25. Hampir Melayang

2K 219 22
                                    

Untuk kesekian kalinya aku mendesah melihat bagaimana bersemangatnya Riska dan Mbak Tari mematut diri mereka di cermin toilet kantor. Kadang Mbak Tari bertanya mengenai bedaknya yang ketebalan atau Riska yang make up-nya sudah natural atau menor, padahal dandanan mereka tetap seperti biasa, tidak ada yang berlebih. Dan yang membuatku kesal adalah, mereka menyuruh aku menunggu mereka selama hampir setengah jam, padahal aku tidak ikut di acara itu. Ampun, merepotkan sekali.

Yah, aku tahu kalau mereka ikut acara itu bukan hanya menikmati makanan atau cuci-cuci mata, tetapi juga untuk mendapatkan pasangan. Tetapi, mesti yah berdandan sampai selama ini?

Padahal wajah Mbak Tari maupun Riska, sudah cantik tanpa dandanan. Dan tidak mungkin tidak ada laki-laki yang mengincar mereka. Buktinya, pak Tony si Playboy manis yang tadi menyinggungku, sering sekali melirik Mbak Tari. Atau Gilang yang aku tidak tahu dari bagian apa juga tanpa sungkan mengajak Riska berbicara, meski selalu didiamkan oleh perempuan itu. Jadi, sebenarnya mereka menjomlo itu karena mereka sendiri. Standar laki-laki yang mereka sukai terlalu tinggi. Mungkin karena sudah terjerat oleh pesona Sean atau mungkin juga gara-gara idola mereka yang memiliki penampilan luar biasa.

Ah, kuharap mereka berdua segera mendapatkan pasangan supaya aku tidak sering-sering direpotkan.

"Bagaimana?" Untuk ketiga kalinya Mbak Tari bertanya sambil menunjuk riasan wajahnya. "Ada yang aneh gak?" Padahal tidak ada yang aneh.

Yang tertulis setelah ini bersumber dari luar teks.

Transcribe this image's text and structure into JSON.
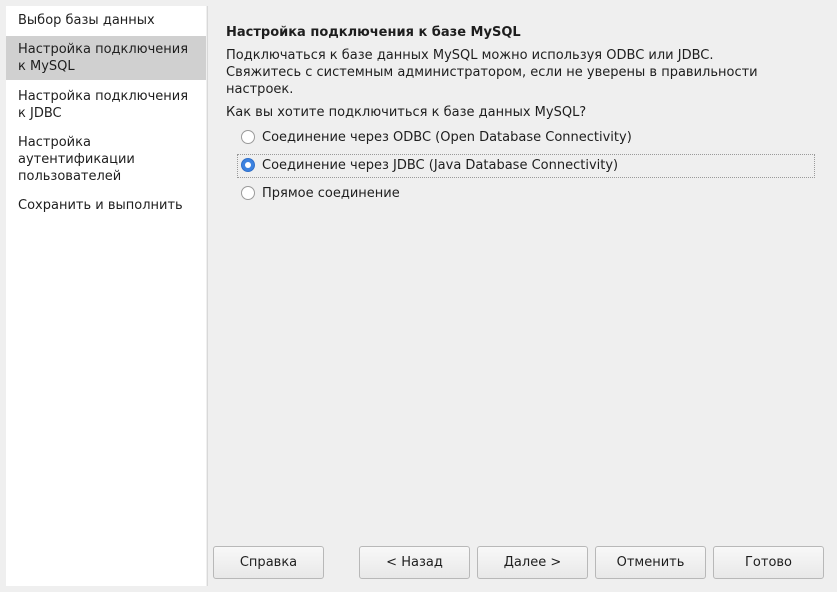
{
  "sidebar": {
    "items": [
      {
        "lines": [
          "Выбор базы данных"
        ]
      },
      {
        "lines": [
          "Настройка подключения",
          "к MySQL"
        ]
      },
      {
        "lines": [
          "Настройка подключения",
          "к JDBC"
        ]
      },
      {
        "lines": [
          "Настройка",
          "аутентификации",
          "пользователей"
        ]
      },
      {
        "lines": [
          "Сохранить и выполнить"
        ]
      }
    ],
    "selected_index": 1
  },
  "main": {
    "title": "Настройка подключения к базе MySQL",
    "description_lines": [
      "Подключаться к базе данных MySQL можно используя ODBC или JDBC.",
      "Свяжитесь с системным администратором, если не уверены в правильности",
      "настроек."
    ],
    "question": "Как вы хотите подключиться к базе данных MySQL?",
    "options": [
      {
        "label": "Соединение через ODBC (Open Database Connectivity)",
        "checked": false
      },
      {
        "label": "Соединение через JDBC (Java Database Connectivity)",
        "checked": true
      },
      {
        "label": "Прямое соединение",
        "checked": false
      }
    ]
  },
  "buttons": {
    "help": "Справка",
    "back": "< Назад",
    "next": "Далее >",
    "cancel": "Отменить",
    "finish": "Готово"
  },
  "colors": {
    "radio_checked": "#3c82e0",
    "sidebar_selected_bg": "#d0d0d0",
    "window_bg": "#efefef"
  }
}
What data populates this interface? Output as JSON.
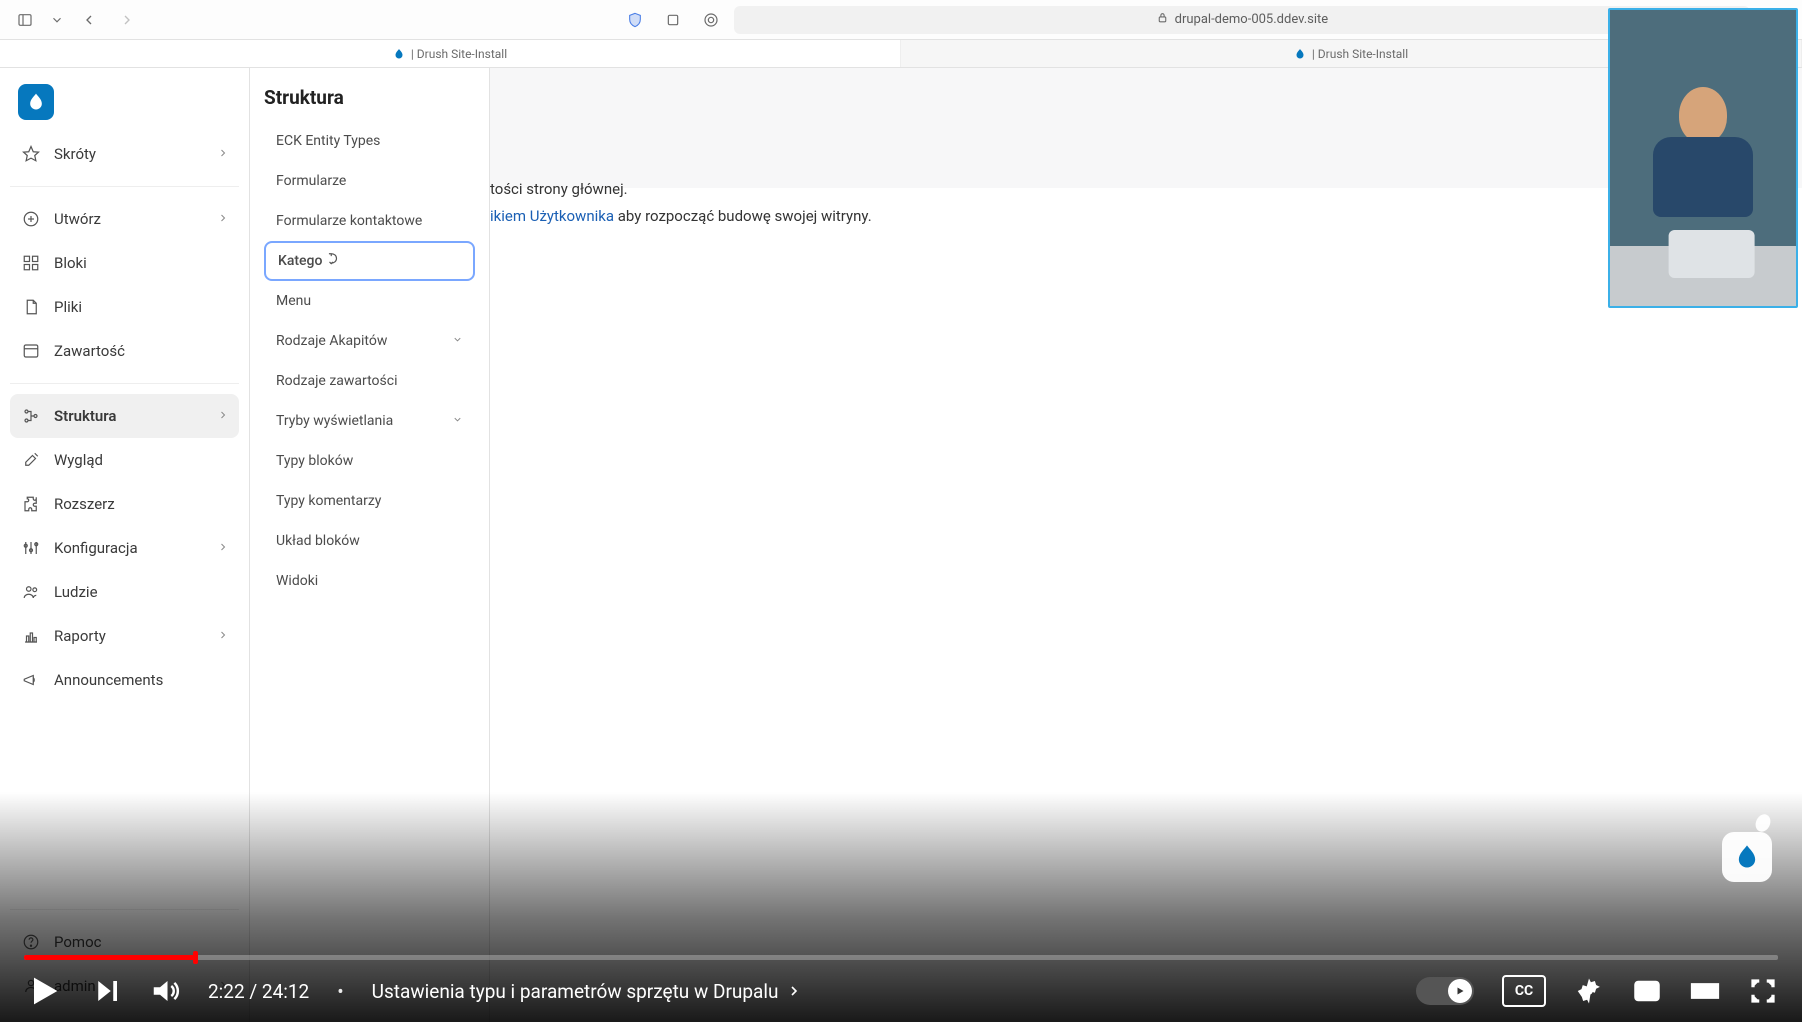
{
  "browser": {
    "url_display": "drupal-demo-005.ddev.site",
    "tabs": [
      {
        "label": "| Drush Site-Install"
      },
      {
        "label": "| Drush Site-Install"
      }
    ]
  },
  "sidebar": {
    "groups": [
      {
        "id": "skroty",
        "label": "Skróty",
        "icon": "star",
        "chev": true
      }
    ],
    "groups2": [
      {
        "id": "utworz",
        "label": "Utwórz",
        "icon": "plus-circle",
        "chev": true
      },
      {
        "id": "bloki",
        "label": "Bloki",
        "icon": "grid",
        "chev": false
      },
      {
        "id": "pliki",
        "label": "Pliki",
        "icon": "file",
        "chev": false
      },
      {
        "id": "zawartosc",
        "label": "Zawartość",
        "icon": "layout",
        "chev": false
      }
    ],
    "groups3": [
      {
        "id": "struktura",
        "label": "Struktura",
        "icon": "hierarchy",
        "chev": true,
        "selected": true
      },
      {
        "id": "wyglad",
        "label": "Wygląd",
        "icon": "brush",
        "chev": false
      },
      {
        "id": "rozszerz",
        "label": "Rozszerz",
        "icon": "puzzle",
        "chev": false
      },
      {
        "id": "konfiguracja",
        "label": "Konfiguracja",
        "icon": "sliders",
        "chev": true
      },
      {
        "id": "ludzie",
        "label": "Ludzie",
        "icon": "users",
        "chev": false
      },
      {
        "id": "raporty",
        "label": "Raporty",
        "icon": "chart",
        "chev": true
      },
      {
        "id": "announcements",
        "label": "Announcements",
        "icon": "megaphone",
        "chev": false
      }
    ],
    "footer": [
      {
        "id": "pomoc",
        "label": "Pomoc",
        "icon": "help",
        "chev": false
      },
      {
        "id": "admin",
        "label": "admin",
        "icon": "user",
        "chev": true
      }
    ]
  },
  "subpanel": {
    "title": "Struktura",
    "items": [
      {
        "label": "ECK Entity Types"
      },
      {
        "label": "Formularze"
      },
      {
        "label": "Formularze kontaktowe"
      },
      {
        "label": "Katego",
        "highlight": true,
        "cursor": true
      },
      {
        "label": "Menu"
      },
      {
        "label": "Rodzaje Akapitów",
        "chev": true
      },
      {
        "label": "Rodzaje zawartości"
      },
      {
        "label": "Tryby wyświetlania",
        "chev": true
      },
      {
        "label": "Typy bloków"
      },
      {
        "label": "Typy komentarzy"
      },
      {
        "label": "Układ bloków"
      },
      {
        "label": "Widoki"
      }
    ]
  },
  "main": {
    "frag_line1": "tości strony głównej.",
    "frag_link": "ikiem Użytkownika",
    "frag_line2_after": " aby rozpocząć budowę swojej witryny."
  },
  "player": {
    "time_current": "2:22",
    "time_total": "24:12",
    "chapter_separator": "•",
    "chapter_title": "Ustawienia typu i parametrów sprzętu w Drupalu",
    "cc_label": "CC"
  }
}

Aku menggeleng sembari menghela nafas bosan. "Gak ada, Mbak. Lo tetap cantik. Lebih syantik dari princess." kataku berusha sabar, meski terlihat jelas kalau aku sudah sangat bosan. "Masih lama gak?" Aku melirik jam tangan.

"Sabar elah. Emang urusan penting lo itu apaan sih? Ngebet banget." Riska bertanya sambil melap pinggiran bibirnya yang terlewat lipstik.

"Penting." kataku.

"Bukan jalan bareng Sean, kan?" Kali ini Mbak Tari menebak. Pandangannya sudah kembali pada cermin. Untung di lantai ini hanya ada beberapa karyawati dan masing-masing ruangan ada toiletnya sendiri, jadi aku tidak akan risih dilihat orang karena kelakuan mereka berdua.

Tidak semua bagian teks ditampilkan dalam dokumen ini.